出発点は都営南北線線の白金台駅。徒歩数分のところに「港区立郷土歴史館」がある。建物は昭和13年竣工の旧公衆衛生院である。
外観は荘厳な建物ながら、中は耐震補強やバリアフリー化され、とても綺麗に保たれている。ここには港区の民俗学的な歴史展示があり、高輪築堤の史料なども豊富である。あまり知名度は高くないが、中身は非常に充実した博物館である。
ここから「物流博物館」までの道すがら、明治学院大学や高輪消防署二本榎出張所などの歴史的建造物をたどりながら歩くことができる。
「物流博物館」は「 NIPPON EXPRESSホールディングス 」(旧日本通運)の企業博物館である。しかし日本の物流企業の老舗である同社は、企業色を抑えながら物流全般について展示。東京湾の物流の歴史もわかりやすく展示されている。

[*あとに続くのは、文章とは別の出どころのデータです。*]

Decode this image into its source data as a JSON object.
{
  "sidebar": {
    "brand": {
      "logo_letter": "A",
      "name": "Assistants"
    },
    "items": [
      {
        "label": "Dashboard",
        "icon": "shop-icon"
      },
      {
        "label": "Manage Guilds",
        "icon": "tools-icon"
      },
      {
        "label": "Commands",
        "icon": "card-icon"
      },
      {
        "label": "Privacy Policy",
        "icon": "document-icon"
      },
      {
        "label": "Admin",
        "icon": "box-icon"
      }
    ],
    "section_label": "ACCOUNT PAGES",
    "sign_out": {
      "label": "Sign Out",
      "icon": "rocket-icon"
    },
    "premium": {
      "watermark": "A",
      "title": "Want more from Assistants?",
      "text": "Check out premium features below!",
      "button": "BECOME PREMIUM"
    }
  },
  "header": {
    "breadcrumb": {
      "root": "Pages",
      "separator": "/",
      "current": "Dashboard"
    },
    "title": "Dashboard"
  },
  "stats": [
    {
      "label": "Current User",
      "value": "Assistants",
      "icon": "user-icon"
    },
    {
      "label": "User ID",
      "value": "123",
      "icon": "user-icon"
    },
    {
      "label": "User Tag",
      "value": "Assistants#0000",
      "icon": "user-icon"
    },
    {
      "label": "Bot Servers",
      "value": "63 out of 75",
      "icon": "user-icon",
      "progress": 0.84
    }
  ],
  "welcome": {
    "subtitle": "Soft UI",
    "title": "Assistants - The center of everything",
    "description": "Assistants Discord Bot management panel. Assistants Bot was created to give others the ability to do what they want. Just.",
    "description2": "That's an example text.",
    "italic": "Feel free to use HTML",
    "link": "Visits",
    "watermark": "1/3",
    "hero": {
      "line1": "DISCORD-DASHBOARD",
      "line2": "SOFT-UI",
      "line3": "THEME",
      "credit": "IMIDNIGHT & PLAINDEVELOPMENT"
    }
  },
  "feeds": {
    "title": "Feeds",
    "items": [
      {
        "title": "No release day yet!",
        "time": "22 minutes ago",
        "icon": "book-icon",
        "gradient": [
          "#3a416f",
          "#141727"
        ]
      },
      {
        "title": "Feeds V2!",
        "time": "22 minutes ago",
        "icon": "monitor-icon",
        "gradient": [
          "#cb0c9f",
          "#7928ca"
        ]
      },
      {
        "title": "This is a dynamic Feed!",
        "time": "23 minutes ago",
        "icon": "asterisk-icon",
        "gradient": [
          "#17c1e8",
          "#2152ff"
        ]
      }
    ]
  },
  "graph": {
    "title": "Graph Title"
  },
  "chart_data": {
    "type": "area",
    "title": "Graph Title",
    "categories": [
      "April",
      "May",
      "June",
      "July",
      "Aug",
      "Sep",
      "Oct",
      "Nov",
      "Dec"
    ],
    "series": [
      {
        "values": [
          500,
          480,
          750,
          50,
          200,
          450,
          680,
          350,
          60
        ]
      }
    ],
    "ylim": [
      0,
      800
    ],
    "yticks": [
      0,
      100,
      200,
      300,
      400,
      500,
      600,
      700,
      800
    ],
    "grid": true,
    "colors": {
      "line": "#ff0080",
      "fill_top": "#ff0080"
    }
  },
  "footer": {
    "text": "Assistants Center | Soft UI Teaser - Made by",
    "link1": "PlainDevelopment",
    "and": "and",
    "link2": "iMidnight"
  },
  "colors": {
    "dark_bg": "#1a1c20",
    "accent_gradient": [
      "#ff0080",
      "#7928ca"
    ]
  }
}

港区立郷土博物館を見学した後に訪ねると、高輪築堤に関してより理解も深まるだろう。
物流博物館から品川駅を越えて、海側に向かっていくと、「 ヤマトグループ 」歴史館「クロネコヤマトミュージアム」がある。ここも宅急便の歴史に留まらず、東京を中心とした物流の歴史が理解できるように工夫されている。企業ミュージアムとして秀逸である。
品川駅に戻った後は、鉄道で新橋駅へ移動し、「 JR東日本 」が展示する「旧新橋停車場 鉄道歴史展示室」を訪ねると良い。これで新橋ー品川間の鉄道の歴史に加えて、東京の物流の歴史が把握できること請け合いである。